Darfur peace talks face “tremendous challenge” – US
September 26, 2007 (KHARTOUM) – Darfur peace talks will be a “tremendous challenge” requiring all sides to make compromises to settle the conflict in Sudan’s remote west, the top U.S. diplomat in Sudan said on Wednesday.
Charge D’affaires Alberto Fernandez said U.S. envoy Andrew Natsios would begin his longest visit to Sudan this week with a trip to Darfur and also to push a separate north-south peace process where rising tensions are worrying Washington.
Talks are due to start in Libya on October 27 to end the violence Washington calls genocide. International experts estimate 200,000 people have died and 2.5 million driven from their homes since mostly non-Arabs took up arms in early 2003 accusing Khartoum of neglect.
Khartoum rejects the term and blames the West for exaggerating the fighting, putting the death toll at 9,000.
Fernandez said to make the talks successful rebels had to unify and agree on a clear negotiating position and the government had to be flexible.
“It’s a tremendous challenge,” he told Reuters. “If one is sincere about peace in Darfur then a lot of people have to compromise.”
Since a May 2006 peace deal, signed by only one of three negotiating insurgent movements, the rebels have split into more than a dozen factions.
Fernandez said the U.N. and African Union mediators needed to go into the talks with “eyes wide open” and be aware of the shortcomings of last year’s deal.
“To have an agreement that is not inclusive risks a flawed and failed agreement,” he said.
He said the United States was concerned by the slow progress in getting a joint U.N.-AU peacekeeping force on the ground, despite Khartoum’s agreement to the 26,000-strong mission.
“The mechanics of it, the implementation and the speed of implementation — those are all issues of concern,” he said.
U.N. officials have said the AU has rejected non-African battalions for the force, preferring all African troops, a move the rebels have criticised.
The force deployment has also been slowed by a lack of commitments from western countries for technical and logistical support units.
Fernandez said Natsios will also address the north-south peace deal signed in January 2005, which he said is at a turning point.
“We are at a juncture where things could improve or they could further deteriorate,” he said.
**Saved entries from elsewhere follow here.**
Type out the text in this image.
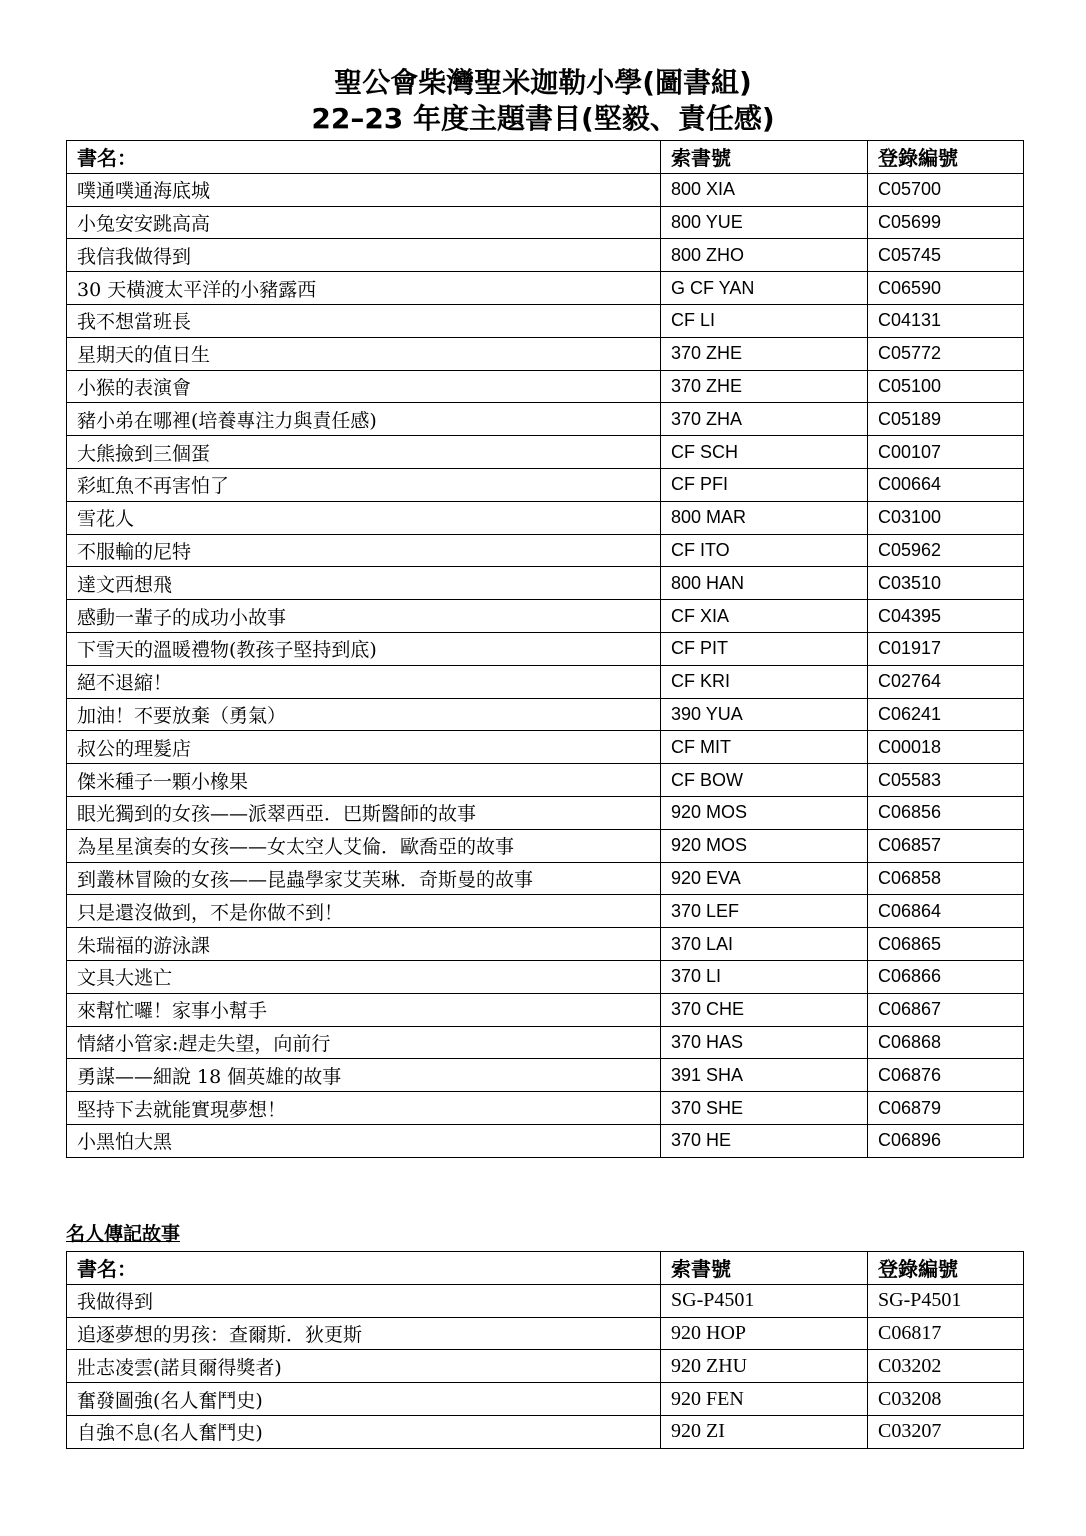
聖公會柴灣聖米迦勒小學(圖書組)
22–23 年度主題書目(堅毅、責任感)
書名：	索書號	登錄編號
噗通噗通海底城	800 XIA	C05700
小兔安安跳高高	800 YUE	C05699
我信我做得到	800 ZHO	C05745
30 天橫渡太平洋的小豬露西	G CF YAN	C06590
我不想當班長	CF LI	C04131
星期天的值日生	370 ZHE	C05772
小猴的表演會	370 ZHE	C05100
豬小弟在哪裡(培養專注力與責任感)	370 ZHA	C05189
大熊撿到三個蛋	CF SCH	C00107
彩虹魚不再害怕了	CF PFI	C00664
雪花人	800 MAR	C03100
不服輸的尼特	CF ITO	C05962
達文西想飛	800 HAN	C03510
感動一輩子的成功小故事	CF XIA	C04395
下雪天的溫暖禮物(教孩子堅持到底)	CF PIT	C01917
絕不退縮！	CF KRI	C02764
加油！不要放棄（勇氣）	390 YUA	C06241
叔公的理髮店	CF MIT	C00018
傑米種子一顆小橡果	CF BOW	C05583
眼光獨到的女孩——派翠西亞．巴斯醫師的故事	920 MOS	C06856
為星星演奏的女孩——女太空人艾倫．歐喬亞的故事	920 MOS	C06857
到叢林冒險的女孩——昆蟲學家艾芙琳．奇斯曼的故事	920 EVA	C06858
只是還沒做到，不是你做不到！	370 LEF	C06864
朱瑞福的游泳課	370 LAI	C06865
文具大逃亡	370 LI	C06866
來幫忙囉！家事小幫手	370 CHE	C06867
情緒小管家:趕走失望，向前行	370 HAS	C06868
勇謀——細說 18 個英雄的故事	391 SHA	C06876
堅持下去就能實現夢想！	370 SHE	C06879
小黑怕大黑	370 HE	C06896
名人傳記故事
書名：	索書號	登錄編號
我做得到	SG-P4501	SG-P4501
追逐夢想的男孩：查爾斯．狄更斯	920 HOP	C06817
壯志凌雲(諾貝爾得獎者)	920 ZHU	C03202
奮發圖強(名人奮鬥史)	920 FEN	C03208
自強不息(名人奮鬥史)	920 ZI	C03207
“The level of public tension has risen measurably over the past few weeks and that’s a very worrying issue of great concern to us,” he added.
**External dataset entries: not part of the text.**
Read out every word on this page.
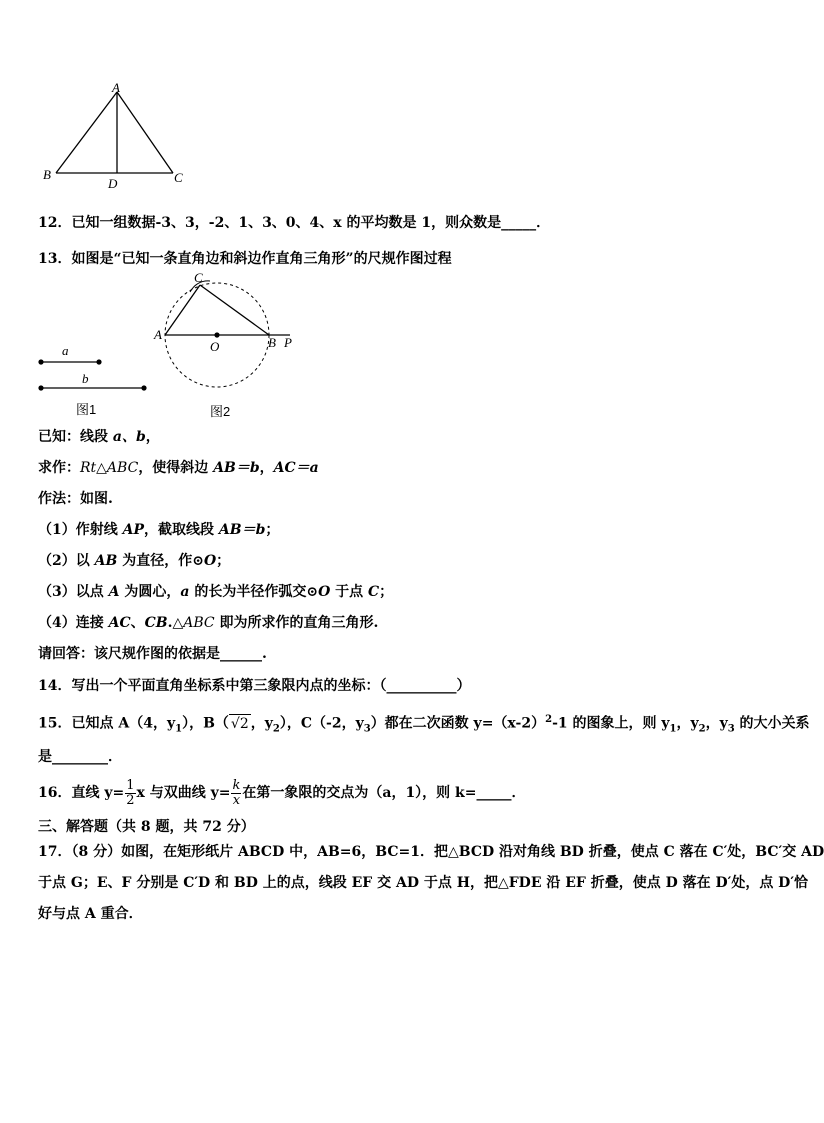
A
B	C
D
12．已知一组数据-3、3，-2、1、3、0、4、x 的平均数是 1，则众数是_____．
13．如图是“已知一条直角边和斜边作直角三角形”的尺规作图过程
a
b
图1
C
A
O	B P
图2
已知：线段 a、b，
求作：Rt△ABC，使得斜边 AB＝b，AC＝a
作法：如图.
（1）作射线 AP，截取线段 AB＝b；
（2）以 AB 为直径，作⊙O；
（3）以点 A 为圆心，a 的长为半径作弧交⊙O 于点 C；
（4）连接 AC、CB.△ABC 即为所求作的直角三角形.
请回答：该尺规作图的依据是______.
14．写出一个平面直角坐标系中第三象限内点的坐标：（__________）
15．已知点 A（4，$y_1$），B（ √2 ，$y_2$），C（-2，$y_3$）都在二次函数 $y=(x-2)^2-1$ 的图象上，则 $y_1$，$y_2$，$y_3$ 的大小关系
是________．
16．直线 $y= \frac{1}{2}$ x 与双曲线 $y= \frac{k}{x}$ 在第一象限的交点为（a，1），则 k=_____．
三、解答题（共 8 题，共 72 分）
17．（8 分）如图，在矩形纸片 ABCD 中，AB=6，BC=1．把△BCD 沿对角线 BD 折叠，使点 C 落在 C′处，BC′交 AD
于点 G；E、F 分别是 C′D 和 BD 上的点，线段 EF 交 AD 于点 H，把△FDE 沿 EF 折叠，使点 D 落在 D′处，点 D′恰
好与点 A 重合．
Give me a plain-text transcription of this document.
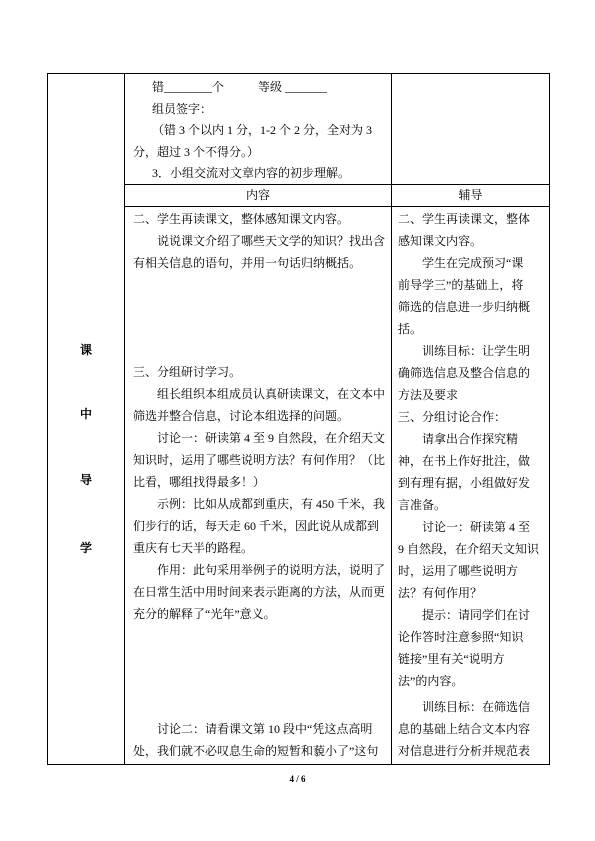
课
中
导
学
错________个	等级 _______
组员签字：
（错 3 个以内 1 分，1-2 个 2 分，全对为 3
分，超过 3 个不得分。）
3．小组交流对文章内容的初步理解。
内容	辅导
二、学生再读课文，整体感知课文内容。
说说课文介绍了哪些天文学的知识？找出含
有相关信息的语句，并用一句话归纳概括。
三、分组研讨学习。
组长组织本组成员认真研读课文，在文本中
筛选并整合信息，讨论本组选择的问题。
讨论一：研读第 4 至 9 自然段，在介绍天文
知识时，运用了哪些说明方法？有何作用？（比
比看，哪组找得最多！）
示例：比如从成都到重庆，有 450 千米，我
们步行的话，每天走 60 千米，因此说从成都到
重庆有七天半的路程。
作用：此句采用举例子的说明方法，说明了
在日常生活中用时间来表示距离的方法，从而更
充分的解释了“光年”意义。
讨论二：请看课文第 10 段中“凭这点高明
处，我们就不必叹息生命的短暂和藐小了”这句
二、学生再读课文，整体
感知课文内容。
学生在完成预习“课
前导学三”的基础上，将
筛选的信息进一步归纳概
括。
训练目标：让学生明
确筛选信息及整合信息的
方法及要求
三、分组讨论合作：
请拿出合作探究精
神，在书上作好批注，做
到有理有据，小组做好发
言准备。
讨论一：研读第 4 至
9 自然段，在介绍天文知识
时，运用了哪些说明方
法？有何作用？
提示：请同学们在讨
论作答时注意参照“知识
链接”里有关“说明方
法”的内容。
训练目标：在筛选信
息的基础上结合文本内容
对信息进行分析并规范表
4 / 6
A military standoff in South Kordofan and raids by northern police on their southern junior coalition partners’ offices in Khartoum prompted South Sudan President Salva Kiir to say a return to war was possible.
Fernandez said an agreement on demarcating the borders of Abyei, a central, disputed oil-rich region, would build confidence between the two sides.
“A solution to Abyei, a compromise, would go a very long way in solving a lot of the problems,” he added.
The north-south civil war, Africa’s longest, claimed 2 million lives and drove at least 4 million from their homes.